Diarrea del viajero, salud en la mochila.

Llega el buen tiempo y con él, el número de personas
que se embarcan en viajes a destinos exóticos. Si no quieres contar a tu vuelta
más que malas experiencias, sé previsor y toma precauciones frente a la
conocida diarrea del viajero.

El placer de viajar y hacer
turismo es un lujo que gracias a los vuelos a bajo coste y a las ofertas
existentes en Internet es cada vez más asequible. De hecho, se calcula que cada
año más de 50 millones de personas viajan a países en desarrollo, el nuevo
atractivo turístico, y esta cifra continúa aumentando, y con ella la adquisición
de enfermedades propias de las zonas visitadas.

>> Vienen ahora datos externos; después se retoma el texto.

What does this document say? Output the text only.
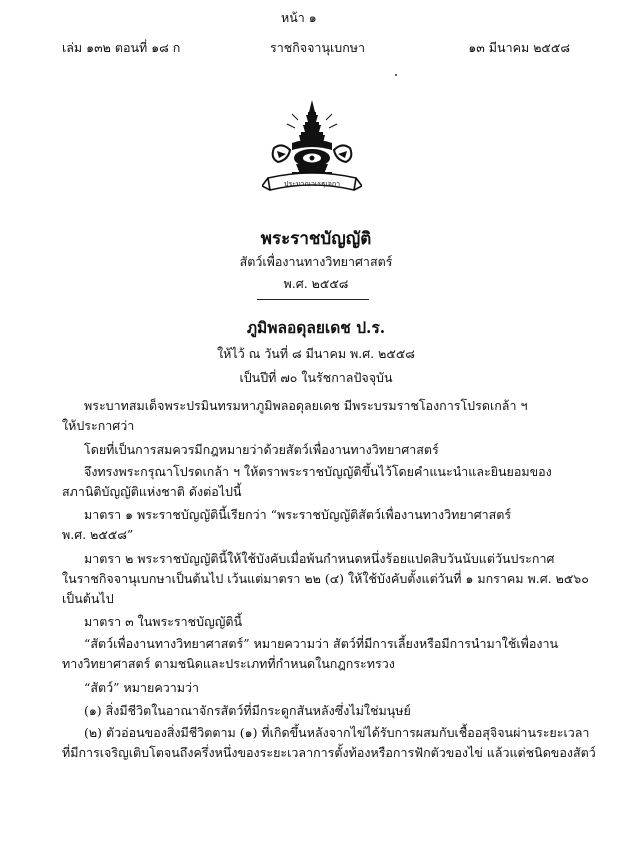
หน้า ๑
เล่ม ๑๓๒ ตอนที่ ๑๘ ก	ราชกิจจานุเบกษา	๑๓ มีนาคม ๒๕๕๘
ประมาณาเรธุเจกา
พระราชบัญญัติ
สัตว์เพื่องานทางวิทยาศาสตร์
พ.ศ. ๒๕๕๘
ภูมิพลอดุลยเดช ป.ร.
ให้ไว้ ณ วันที่ ๘ มีนาคม พ.ศ. ๒๕๕๘
เป็นปีที่ ๗๐ ในรัชกาลปัจจุบัน
พระบาทสมเด็จพระปรมินทรมหาภูมิพลอดุลยเดช มีพระบรมราชโองการโปรดเกล้า ฯ
ให้ประกาศว่า
โดยที่เป็นการสมควรมีกฎหมายว่าด้วยสัตว์เพื่องานทางวิทยาศาสตร์
จึงทรงพระกรุณาโปรดเกล้า ฯ ให้ตราพระราชบัญญัติขึ้นไว้โดยคำแนะนำและยินยอมของ
สภานิติบัญญัติแห่งชาติ ดังต่อไปนี้
มาตรา ๑ พระราชบัญญัตินี้เรียกว่า “พระราชบัญญัติสัตว์เพื่องานทางวิทยาศาสตร์
พ.ศ. ๒๕๕๘”
มาตรา ๒ พระราชบัญญัตินี้ให้ใช้บังคับเมื่อพ้นกำหนดหนึ่งร้อยแปดสิบวันนับแต่วันประกาศ
ในราชกิจจานุเบกษาเป็นต้นไป เว้นแต่มาตรา ๒๒ (๔) ให้ใช้บังคับตั้งแต่วันที่ ๑ มกราคม พ.ศ. ๒๕๖๐
เป็นต้นไป
มาตรา ๓ ในพระราชบัญญัตินี้
“สัตว์เพื่องานทางวิทยาศาสตร์” หมายความว่า สัตว์ที่มีการเลี้ยงหรือมีการนำมาใช้เพื่องาน
ทางวิทยาศาสตร์ ตามชนิดและประเภทที่กำหนดในกฎกระทรวง
“สัตว์” หมายความว่า
(๑) สิ่งมีชีวิตในอาณาจักรสัตว์ที่มีกระดูกสันหลังซึ่งไม่ใช่มนุษย์
(๒) ตัวอ่อนของสิ่งมีชีวิตตาม (๑) ที่เกิดขึ้นหลังจากไข่ได้รับการผสมกับเชื้ออสุจิจนผ่านระยะเวลา
ที่มีการเจริญเติบโตจนถึงครึ่งหนึ่งของระยะเวลาการตั้งท้องหรือการฟักตัวของไข่ แล้วแต่ชนิดของสัตว์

De todas estas patologías, la
más frecuente sin duda continúa siendo la conocida diarrea del viajero, de la que se calculan unos 50.000 casos
diarios a nivel mundial y que es, en términos de volumen, la principal consulta
diagnóstica de viajeros que regresan de zonas no desarrolladas.

La diarrea del viajero, conócela

Aunque no hay un acuerdo unánime en la definición,
clásicamente se entiende por diarrea del viajero la presencia de 3 ó más
deposiciones no sólidas a lo largo de 24 horas, que puede ir acompañada o no
por otras manifestaciones como cólicos, náuseas,
vómitos, fiebre o presencia de sangre en heces. El doctor JoséAlfredo Carreto, de la Asociación Española de Enfermedades
Infecciosas y Microbiología Clínica
, detalla sus rasgos:

  • Habitualmente el cuadro se presenta a lo largo de
    la primera semana de estancia en
    la zona.
  • Aparece de forma abrupta, a veces precedido y
    frecuentemente acompañado por la presencia de cólicos abdominales y malestar general, pudiendo asociarse a
    otras manifestaciones ya reseñadas como náuseas, vómitos (10-25% de los
    casos), fiebre habitualmente de bajo grado (hasta 30%) y presencia de
    sangre en las heces (1-10%).
  • Generalmente sigue un curso benigno, siendo infrecuente la afectación importante del
    estado general y cifrándose la hospitalización por esta causa en el 1% de
    los casos.
  • La duración promedio del cuadro es de cuatro días incluso sin
    tratamiento y estando el 50% de los pacientes que la sufren libres de
    síntomas dentro de las 48 horas del inicio.
  • Aunque es muy
    raro que sea severa
    y es excepcional que produzca mortalidad, se
    calcula que entre el 30 y 45% de los pacientes que la padecen quedan
    incapacitados para poder seguir con su plan de viaje durante al menos de 12 a 24 horas, habiéndose
    estimado que aproximadamente en el 1% de los pacientes, la diarrea
    persiste durante más de 3 meses.
  • Su tratamiento se basa en la rehidratación por vía oral siempre que sea posible, y
    ocasionalmente en un tratamiento antibiótico dirigido a cubrir los
    gérmenes que con mayor frecuencia están implicados en estos cuadros.

Zonas de riesgo

El principal determinante de
riesgo de padecer un cuadro de diarrea es el lugar de destino del viaje,
existiendo diferencias importantes entre las distintas regiones en cuanto al
riesgo (normalmente en relación directa con las condiciones sanitarias y de
higiene en la zona) y la etiología de la diarrea. Clásicamente la geografía
mundial se divide en 3 zonas según el riesgo de diarrea para los viajeros que
acceden a ellas:

  • ZONAS DE BAJO RIESGO (menos de 8% de viajeros
    padecerán procesos diarreicos por cada 15 días de estancia): USA, Canadá,
    Australia, Nueva Zelanda, Japón y países de Europa Occidental y norte de
    Europa.
  • ZONAS DE RIESGO INTERMEDIO (entre 8 y 20% de
    viajeros padecerán procesos diarreicos por cada 15 días de estancia):
    Países de Europa del Este, Sudáfrica y regiones del Caribe.
  • ZONAS DE ALTO RIESGO (más de 20% de viajeros
    padecerán procesos diarreicos por cada 15 días de estancia. En algunos
    destinos la tasa es de hasta el 90%): Sudeste asiático, África, América Central y América del Sur.

Medidas de prevención

Las bebidas y comidas contaminadas son las fuentes más
frecuentes para la adquisición de infecciones. Para los viajeros a áreas de
alto riesgo, explica el doctor Carreto, se pueden realizar varias recomendaciones que
si bien pueden minimizar el riesgo de diarreas, éstas no eliminan el riesgo completamente.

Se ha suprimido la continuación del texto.